A Paradox Of Faith

Regardless of denomination, there is one thing that all who call themselves “Christian” have in common, the “Bible”.

To some it is the total and complete record of all we need to know concerning our salvation, while to others it is a compilation of some of the Jewish/Christian writings of the early Church.

Some believe it is totally Holy Spirit inspired and therefore completely trustworthy while others feel it is tainted by the minds of the men who wrote it.

There are those that are wary due to the variations in translations and fear it may have been corrupted over the years or there may be parts missing or even added.
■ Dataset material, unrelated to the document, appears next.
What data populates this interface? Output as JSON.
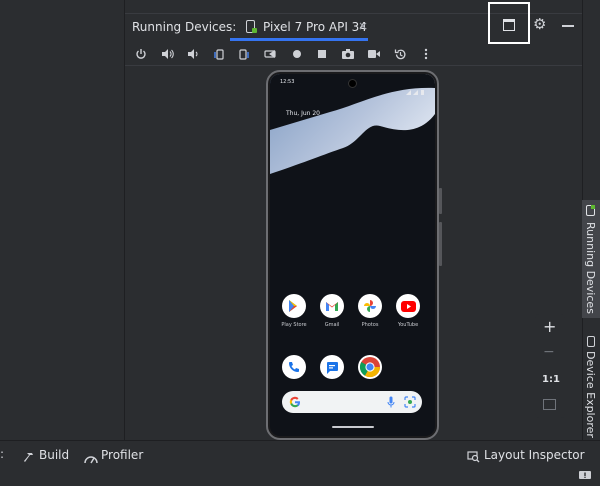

Whatever way we perceive the “Bible”, to some extent it is the basis and standard of all Christian faith and without it we would have nothing to test our understanding against.
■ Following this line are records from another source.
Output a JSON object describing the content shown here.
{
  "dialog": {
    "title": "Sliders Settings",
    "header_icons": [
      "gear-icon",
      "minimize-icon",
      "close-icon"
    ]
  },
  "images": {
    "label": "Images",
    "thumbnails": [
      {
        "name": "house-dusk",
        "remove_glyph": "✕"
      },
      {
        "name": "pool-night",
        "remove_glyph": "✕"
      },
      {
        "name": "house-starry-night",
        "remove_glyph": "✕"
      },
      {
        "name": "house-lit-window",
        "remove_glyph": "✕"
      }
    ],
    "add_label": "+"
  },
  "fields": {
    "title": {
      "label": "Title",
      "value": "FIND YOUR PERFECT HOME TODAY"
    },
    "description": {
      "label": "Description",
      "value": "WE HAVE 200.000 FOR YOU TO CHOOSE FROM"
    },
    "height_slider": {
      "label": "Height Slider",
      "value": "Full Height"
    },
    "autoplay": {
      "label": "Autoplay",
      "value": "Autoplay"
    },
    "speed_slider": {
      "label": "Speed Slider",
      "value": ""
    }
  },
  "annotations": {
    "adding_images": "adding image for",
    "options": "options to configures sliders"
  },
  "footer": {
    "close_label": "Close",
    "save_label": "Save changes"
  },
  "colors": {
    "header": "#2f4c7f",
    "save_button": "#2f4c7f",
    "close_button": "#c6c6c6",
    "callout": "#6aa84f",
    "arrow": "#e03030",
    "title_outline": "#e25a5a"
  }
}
The Bible, as we know it today, was determined by the Churches of Alexandria, Antioch and the like, at the early Ecumenical Councils, which brings us to an interesting point.

Christianity today still accepts the Bible, based on the witness of the early Church that testified to its authenticity, yet when these same witnesses testify to a different understanding of the scriptures, the modern Churches most often reject them.
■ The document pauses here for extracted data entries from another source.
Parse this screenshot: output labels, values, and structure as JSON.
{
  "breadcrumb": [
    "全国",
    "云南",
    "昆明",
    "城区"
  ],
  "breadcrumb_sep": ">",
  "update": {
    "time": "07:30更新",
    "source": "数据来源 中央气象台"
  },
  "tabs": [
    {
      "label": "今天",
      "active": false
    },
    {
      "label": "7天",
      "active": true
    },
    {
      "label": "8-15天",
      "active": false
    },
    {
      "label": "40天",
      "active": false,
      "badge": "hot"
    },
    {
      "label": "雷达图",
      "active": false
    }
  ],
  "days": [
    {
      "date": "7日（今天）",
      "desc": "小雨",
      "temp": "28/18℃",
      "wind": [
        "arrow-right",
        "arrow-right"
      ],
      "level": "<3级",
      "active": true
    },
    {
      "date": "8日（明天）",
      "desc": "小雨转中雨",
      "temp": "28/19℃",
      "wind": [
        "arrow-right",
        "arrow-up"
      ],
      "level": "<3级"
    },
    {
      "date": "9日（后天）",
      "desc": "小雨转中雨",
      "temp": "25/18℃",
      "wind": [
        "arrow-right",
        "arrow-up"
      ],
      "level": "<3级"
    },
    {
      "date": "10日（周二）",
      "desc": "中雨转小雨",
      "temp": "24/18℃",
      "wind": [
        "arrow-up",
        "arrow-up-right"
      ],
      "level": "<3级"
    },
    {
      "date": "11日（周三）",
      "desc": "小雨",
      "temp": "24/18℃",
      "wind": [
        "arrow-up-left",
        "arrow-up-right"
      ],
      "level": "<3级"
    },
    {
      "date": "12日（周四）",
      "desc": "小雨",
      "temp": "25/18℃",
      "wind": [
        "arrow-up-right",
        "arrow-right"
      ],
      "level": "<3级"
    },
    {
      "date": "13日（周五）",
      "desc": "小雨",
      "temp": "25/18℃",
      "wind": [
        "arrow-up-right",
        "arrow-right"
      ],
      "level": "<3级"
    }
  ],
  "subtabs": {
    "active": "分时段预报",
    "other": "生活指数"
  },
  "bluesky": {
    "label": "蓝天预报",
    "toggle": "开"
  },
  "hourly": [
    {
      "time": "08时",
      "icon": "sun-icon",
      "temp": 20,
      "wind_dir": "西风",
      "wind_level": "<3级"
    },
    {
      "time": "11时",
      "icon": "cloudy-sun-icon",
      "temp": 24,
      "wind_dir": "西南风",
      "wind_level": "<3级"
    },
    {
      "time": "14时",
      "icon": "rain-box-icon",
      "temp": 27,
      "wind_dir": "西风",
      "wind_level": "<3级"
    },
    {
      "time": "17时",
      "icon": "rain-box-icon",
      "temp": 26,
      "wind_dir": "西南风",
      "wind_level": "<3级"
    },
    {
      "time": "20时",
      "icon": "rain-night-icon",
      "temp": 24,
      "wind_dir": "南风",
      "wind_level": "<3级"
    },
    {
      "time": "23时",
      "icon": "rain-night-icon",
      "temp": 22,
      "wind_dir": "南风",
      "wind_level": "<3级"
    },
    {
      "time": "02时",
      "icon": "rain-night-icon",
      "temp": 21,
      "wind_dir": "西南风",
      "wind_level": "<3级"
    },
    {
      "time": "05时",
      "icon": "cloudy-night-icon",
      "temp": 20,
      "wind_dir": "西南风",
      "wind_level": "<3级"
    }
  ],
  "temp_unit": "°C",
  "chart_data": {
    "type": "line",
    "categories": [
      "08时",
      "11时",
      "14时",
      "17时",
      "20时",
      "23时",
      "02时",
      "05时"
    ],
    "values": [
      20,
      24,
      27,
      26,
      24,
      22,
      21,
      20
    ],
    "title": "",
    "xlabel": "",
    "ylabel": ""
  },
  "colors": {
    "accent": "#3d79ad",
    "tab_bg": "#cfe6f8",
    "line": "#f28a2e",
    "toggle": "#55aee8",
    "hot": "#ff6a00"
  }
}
Would it not seem wisdom that if we trust their witness to what should be in the “Word”, we must trust their witness to the understanding of it, if not, then why assume their witness is correct and if this be so, why accept the Bible at all.

So this is the paradox, if we accept these men were truly inspired by the Spirit of God when they determined what was in fact Holy Scripture, then why does the vast majority teach differing versions of the Christian faith to what these Holy Spirit inspired individuals believed?